Other scholars have theorized that spirituality has replaced religion. We instead found that spirituality declined, with 20% fewer college students saying they are above average in spirituality than in the 1990s. In addition, fewer say they pray or meditate. At least among young Americans, the movement away from religion is not toward more spirituality, but toward true secularism.
These analyses compare adolescents of the same age to each other (say, 12th graders in the 1970s vs. the 2010s). Thus, Millennials are not less religious just because they are young: They are less religious than Boomers and GenX’ers were at the same age. Millennials are the least religious generation in the last 6 decades. If we assume that Americans in the 1950s and earlier were just as religious as those in the 1970s, Millennials are the least religious generation in American history.
Are more children being raised without religion at all, or are they giving up on religion during adolescence? We find some of both. More adolescents now say that their parents don't affiliate with a religion, suggesting they were raised without religion at all. The trends are stronger in the older groups (12th graders and college students) compared to the youngest (8th graders), suggesting that more adolescents are abandoning religion during their teen years. Parents are losing the battle getting their teens to come to church or religious services.
Why did this happen? It’s important to consider trends in religion in the context of broader cultural changes, and this context is often missing in polls on religion. We found that religious involvement was low when individualism was high in the society. Individualism -- a cultural system focusing more on the self and less on social rules -- has been on the increase in the U.S., with increased self-focus (more positive self-views, more use of “I” and “me” in books and song lyrics), more tolerance and equality (around race, gender, and sexual orientation), less adherence to social rules (with acceptance of premarital sex at an all-time high), less social support (lower empathy), and less interest in large groups and social rules (declines in political and civic participation). Things are not all better, and they are not all worse. But American society is more focused on individual freedom, and less focused on social rules, than it used to be.
It makes sense that a more individualistic culture would be a less religious one. Religious orientation implies some commitment to a larger group or organization. Belonging to a religious group means following its beliefs and practices, which can be difficult in a cultural environment favoring personal choice and individual freedom. Religion often involves respect for authority, and Americans are now less likely to respect authorities such as the government, schools, or even the medical establishment.
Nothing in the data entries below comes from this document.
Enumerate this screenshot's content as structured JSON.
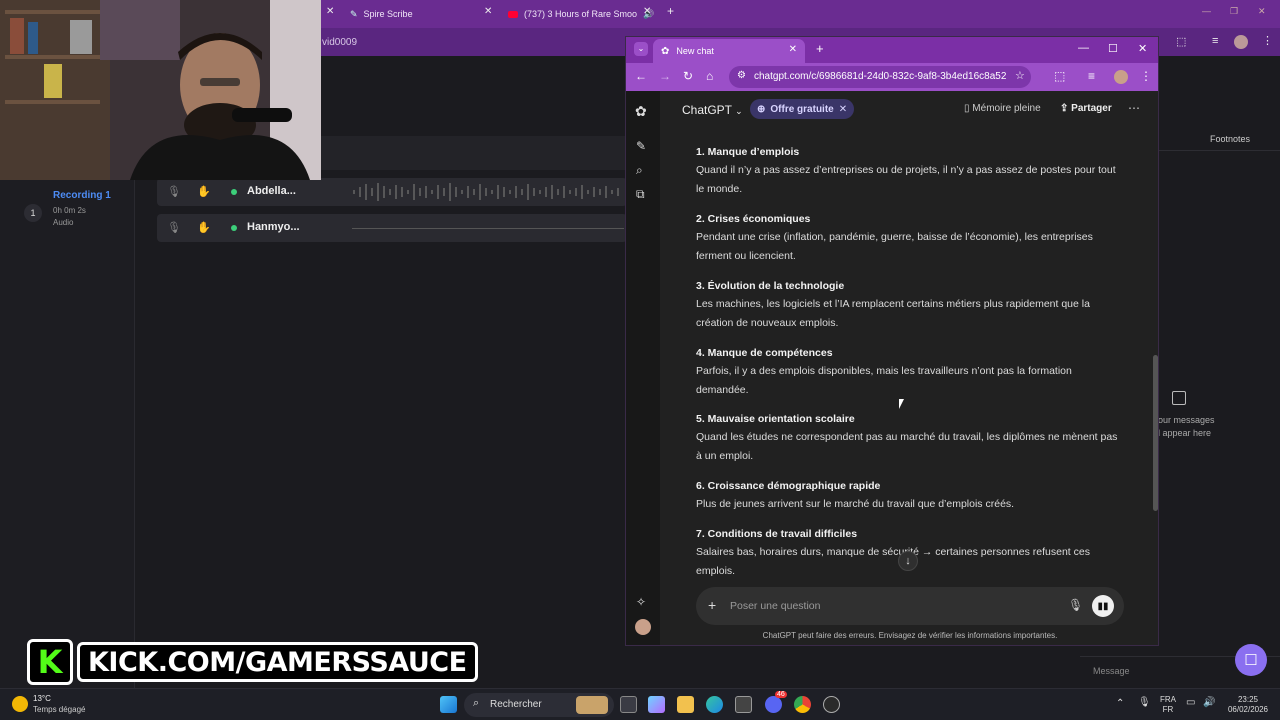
{
  "background_app": {
    "tabs": [
      {
        "label": "Spire Scribe"
      },
      {
        "label": "(737) 3 Hours of Rare Smoo"
      }
    ],
    "address_fragment": "vid0009",
    "recording": {
      "number": "1",
      "title": "Recording 1",
      "duration": "0h 0m 2s",
      "type": "Audio"
    },
    "tracks": [
      {
        "name": "Abdella..."
      },
      {
        "name": "Hanmyo..."
      }
    ],
    "footnotes_label": "Footnotes",
    "empty_messages": [
      "our messages",
      "l appear here"
    ],
    "message_placeholder": "Message"
  },
  "kick_banner": {
    "letter": "K",
    "text": "KICK.COM/GAMERSSAUCE"
  },
  "browser": {
    "tab_title": "New chat",
    "url": "chatgpt.com/c/6986681d-24d0-832c-9af8-3b4ed16c8a52"
  },
  "chatgpt": {
    "model": "ChatGPT",
    "plan_badge": "Offre gratuite",
    "memory_label": "Mémoire pleine",
    "share_label": "Partager",
    "sections": [
      {
        "title": "1. Manque d’emplois",
        "body": "Quand il n’y a pas assez d’entreprises ou de projets, il n’y a pas assez de postes pour tout le monde."
      },
      {
        "title": "2. Crises économiques",
        "body": "Pendant une crise (inflation, pandémie, guerre, baisse de l’économie), les entreprises ferment ou licencient."
      },
      {
        "title": "3. Évolution de la technologie",
        "body": "Les machines, les logiciels et l’IA remplacent certains métiers plus rapidement que la création de nouveaux emplois."
      },
      {
        "title": "4. Manque de compétences",
        "body": "Parfois, il y a des emplois disponibles, mais les travailleurs n’ont pas la formation demandée."
      },
      {
        "title": "5. Mauvaise orientation scolaire",
        "body": "Quand les études ne correspondent pas au marché du travail, les diplômes ne mènent pas à un emploi."
      },
      {
        "title": "6. Croissance démographique rapide",
        "body": "Plus de jeunes arrivent sur le marché du travail que d’emplois créés."
      },
      {
        "title": "7. Conditions de travail difficiles",
        "body": "Salaires bas, horaires durs, manque de sécurité → certaines personnes refusent ces emplois."
      }
    ],
    "composer_placeholder": "Poser une question",
    "disclaimer": "ChatGPT peut faire des erreurs. Envisagez de vérifier les informations importantes."
  },
  "taskbar": {
    "weather_temp": "13°C",
    "weather_desc": "Temps dégagé",
    "search_label": "Rechercher",
    "lang_top": "FRA",
    "lang_bottom": "FR",
    "time": "23:25",
    "date": "06/02/2026",
    "discord_badge": "46"
  },
  "colors": {
    "browser_purple": "#9b4fc8",
    "chat_bg": "#212121",
    "kick_green": "#53fc18",
    "accent_blue": "#4d8cf5"
  }
}
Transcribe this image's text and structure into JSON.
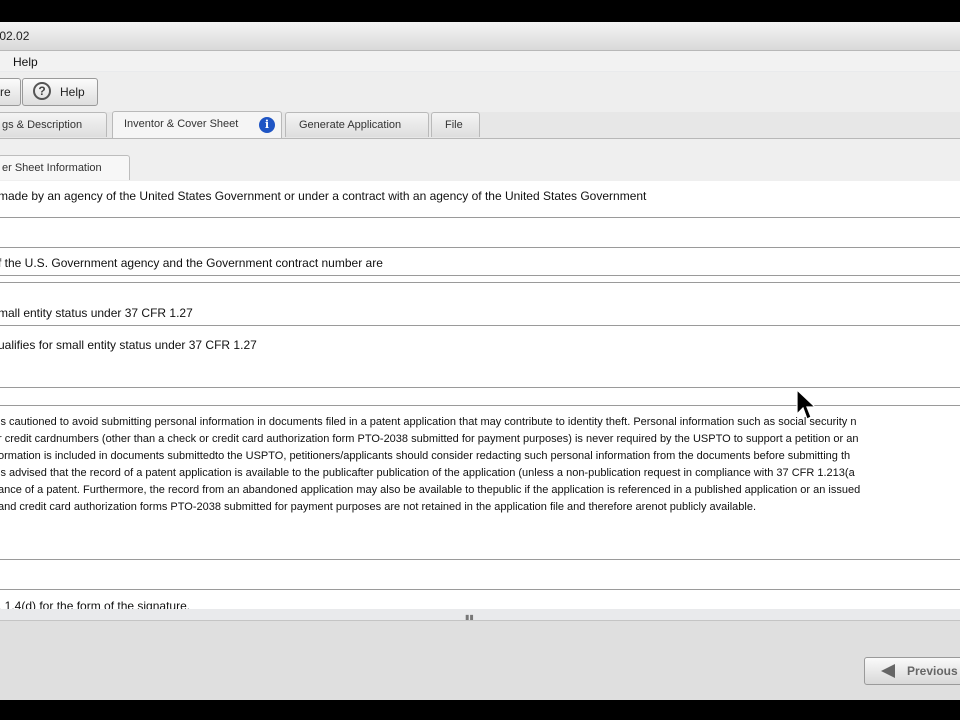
{
  "window": {
    "title": ".02.02"
  },
  "menu": {
    "help": "Help"
  },
  "toolbar": {
    "partial_button": "re",
    "help_button": "Help",
    "help_glyph": "?"
  },
  "tabs": {
    "drawings": "gs & Description",
    "inventor": "Inventor & Cover Sheet",
    "generate": "Generate Application",
    "file": "File",
    "info_glyph": "i"
  },
  "subtab": {
    "label": "er Sheet Information"
  },
  "content": {
    "gov_statement": "made by an agency of the United States Government or under a contract with an agency of the United States Government",
    "gov_agency": "f the U.S. Government agency and the Government contract number are",
    "small_entity": "mall entity status under 37 CFR 1.27",
    "qualifies": "ualifies for small entity status under 37 CFR 1.27",
    "privacy": [
      " is cautioned to avoid submitting personal information in documents filed in a patent application that may contribute to identity theft. Personal information such as social security n",
      "r credit cardnumbers (other than a check or credit card authorization form PTO-2038 submitted for payment purposes) is never required by the USPTO to support a petition or an",
      "ormation is included in documents submittedto the USPTO, petitioners/applicants should consider redacting such personal information from the documents before submitting th",
      " is advised that the record of a patent application is available to the publicafter publication of the application (unless a non-publication request in compliance with 37 CFR 1.213(a",
      "ance of a patent. Furthermore, the record from an abandoned application may also be available to thepublic if the application is referenced in a published application or an issued",
      "and credit card authorization forms PTO-2038 submitted for payment purposes are not retained in the application file and therefore arenot publicly available."
    ],
    "signature": ". 1.4(d) for the form of the signature."
  },
  "footer": {
    "previous": "Previous"
  }
}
These are the forces acting on our teens, and parents have a tough job trying to get them to fit with religion. Have you experienced this? Or did you give up on religion as a teen?
If individualism is the driving force behind these changes, we can expect more to come. The U.S. may begin to look more and more like Northern Europe, where marriage is optional and religious participation is low. More young people will decide not to marry, even when they have children; 41% of babies were born to unmarried mothers in 2013, and this will likely continue to rise. Prejudice may never entirely leave us, but will increasingly be tossed into the dustbin of history, with transgender rights becoming the new civil rights movement after gay and lesbian rights become taken for granted. More Americans will disassociate from religion – not just in affiliation but in participation, religiosity, and belief. The America of the future, if these trends hold, will be unchurched, unmarried, and unprejudiced.